Banlieue de Paris- 16h00
ELSA
J'écoute ma musique préférée, assise sur ma chaise suspendue.
Je discute avec ma meilleure amie Loup. Cela fait maintenant trois bonnes heures que nous débattons sur mon nouveau demi-frère.
Elle me conseille de me rapprocher de lui, que l'arrivée en France l'a déboussolé et que son attitude désagréable n'est peut-être pas totalement volontaire.
Je suis d'accord avec elle.
Je me mets à la place de ce garçon et je dois bien avouer que moi non plus, je ne serais pas aux anges de quitter mon pays pour aller vivre avec une autre famille.
Après tout, on mérite tous une chance non ?

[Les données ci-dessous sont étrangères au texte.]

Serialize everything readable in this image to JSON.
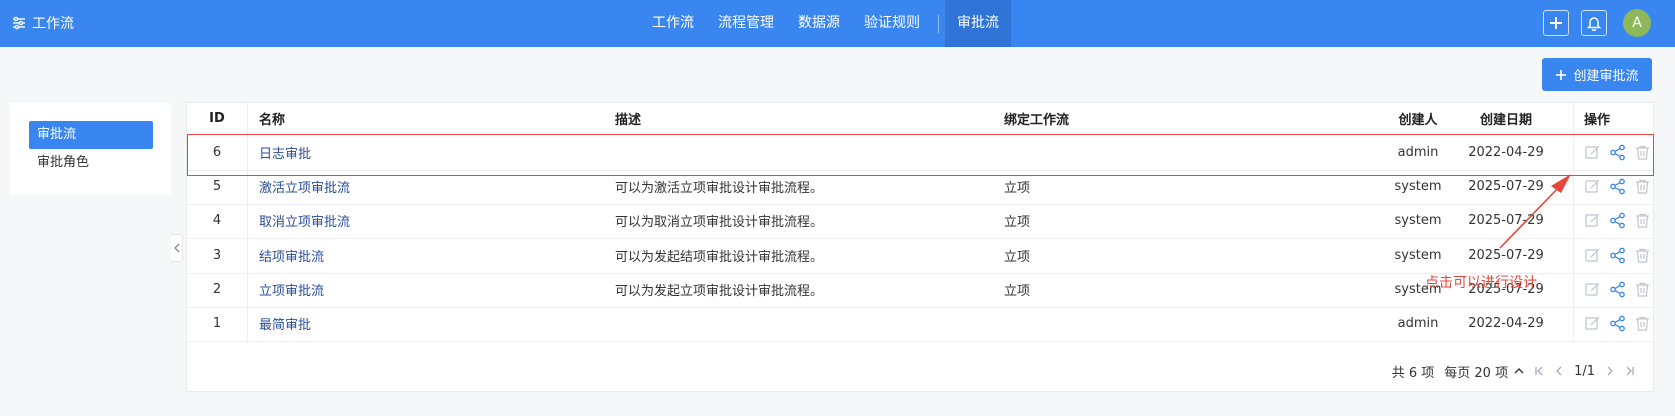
{
  "topbar": {
    "brand": "工作流",
    "nav": [
      "工作流",
      "流程管理",
      "数据源",
      "验证规则",
      "审批流"
    ],
    "active_nav": "审批流",
    "avatar_letter": "A"
  },
  "create_button": "创建审批流",
  "sidebar": {
    "items": [
      {
        "label": "审批流",
        "active": true
      },
      {
        "label": "审批角色",
        "active": false
      }
    ]
  },
  "table": {
    "columns": {
      "id": "ID",
      "name": "名称",
      "desc": "描述",
      "workflow": "绑定工作流",
      "creator": "创建人",
      "date": "创建日期",
      "ops": "操作"
    },
    "rows": [
      {
        "id": "6",
        "name": "日志审批",
        "desc": "",
        "workflow": "",
        "creator": "admin",
        "date": "2022-04-29"
      },
      {
        "id": "5",
        "name": "激活立项审批流",
        "desc": "可以为激活立项审批设计审批流程。",
        "workflow": "立项",
        "creator": "system",
        "date": "2025-07-29"
      },
      {
        "id": "4",
        "name": "取消立项审批流",
        "desc": "可以为取消立项审批设计审批流程。",
        "workflow": "立项",
        "creator": "system",
        "date": "2025-07-29"
      },
      {
        "id": "3",
        "name": "结项审批流",
        "desc": "可以为发起结项审批设计审批流程。",
        "workflow": "立项",
        "creator": "system",
        "date": "2025-07-29"
      },
      {
        "id": "2",
        "name": "立项审批流",
        "desc": "可以为发起立项审批设计审批流程。",
        "workflow": "立项",
        "creator": "system",
        "date": "2025-07-29"
      },
      {
        "id": "1",
        "name": "最简审批",
        "desc": "",
        "workflow": "",
        "creator": "admin",
        "date": "2022-04-29"
      }
    ]
  },
  "pager": {
    "total": "共 6 项",
    "per_page": "每页 20 项",
    "page": "1/1"
  },
  "annotation": {
    "text": "点击可以进行设计",
    "color": "#e8453c"
  },
  "colors": {
    "primary": "#3a86f0",
    "link": "#2a4d9b",
    "icon_gray": "#bfc4cc",
    "icon_blue": "#3a86f0"
  }
}
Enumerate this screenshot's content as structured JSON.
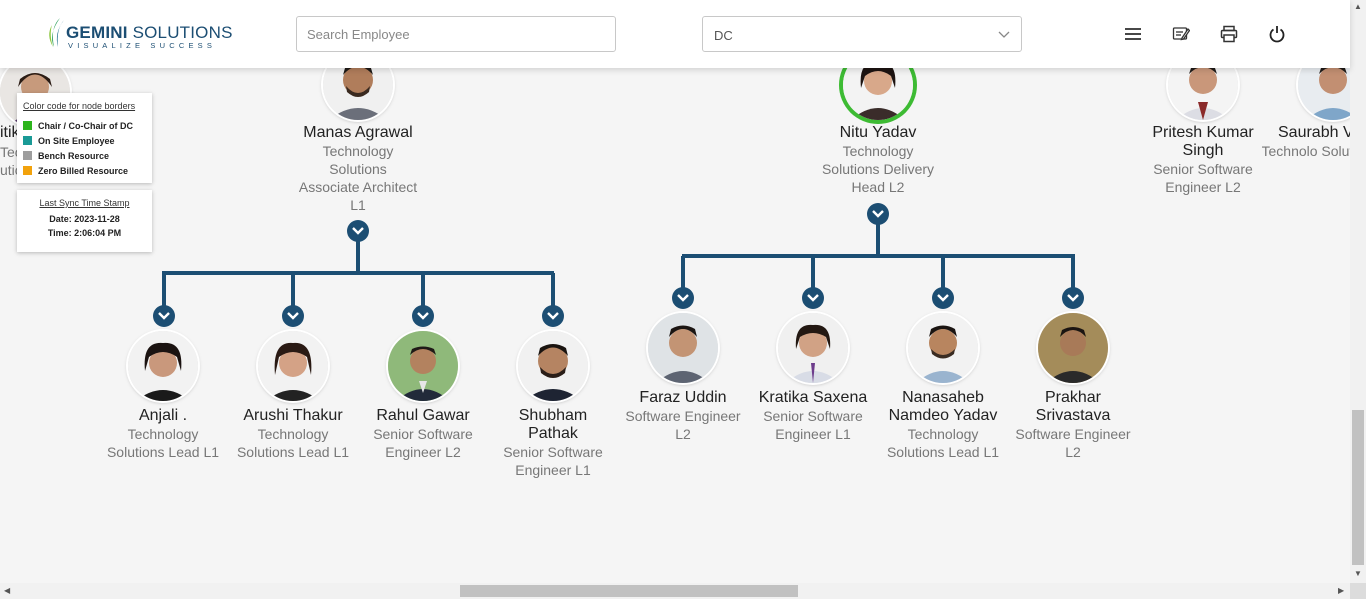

Je me lève et marche en direction de la chambre d'amis, bien décidée à briser la glace une bonne fois pour toutes.
Je suppose que c'est dans cette chambre que ma mère a prévue de le loger Alessandro.
La porte est déjà entrouverte. Je me mords la lèvre inférieure et hésite à entrer. Et s'il ne voulait pas me voir finalement ? Je ne veux pas le forcer à m'apprécier, ni brusquer les choses.
Peut-être qu'il préfère rester seul aujourd'hui, pour se remettre du voyage...
Je m'apprête à faire demi-tour lorsque j'entends une voix masculine s'échapper de la pièce. Il est entrain de parler à quelqu'un.
Curieuse, je colle mon oreille à la porte. Il est au téléphone. Je distingue la voix d'un autre homme à l'autre bout du fil.-Je veux pas que ça foire cette fois. T'es sûr que la marchandise est bien arrivée au port ? Dit-il.
-Oui patron. Audran l'a récupérée dès que le bateau a accosté, fit la voix robotisée.
Patron ? Alessandro doit avoir mon âge, ou à peine plus... est-ce qu'il a déjà sa propre entreprise ? Décidément, ce garçon est mystérieux.
Je me penche pour mieux entendre la conversation téléphonique entre les deux hommes, mais trébuche sur une latte du parquet et me retrouve à tomber tête la première dans la chambre. Je gémis de douleur. Je ne me suis pas ratée ! Mon coude et mes genoux commencent doucement à me faire mal.-Je te rappelle, dit mon demi-frère sur un ton lasse.
Il se tourne vers moi et me fixe.
Je me dépêche de me relever et tente de rester digne...-C'est pas bien d'écouter aux portes, dit-il d'un ton amusé sans pour autant esquisser le moindre sourire.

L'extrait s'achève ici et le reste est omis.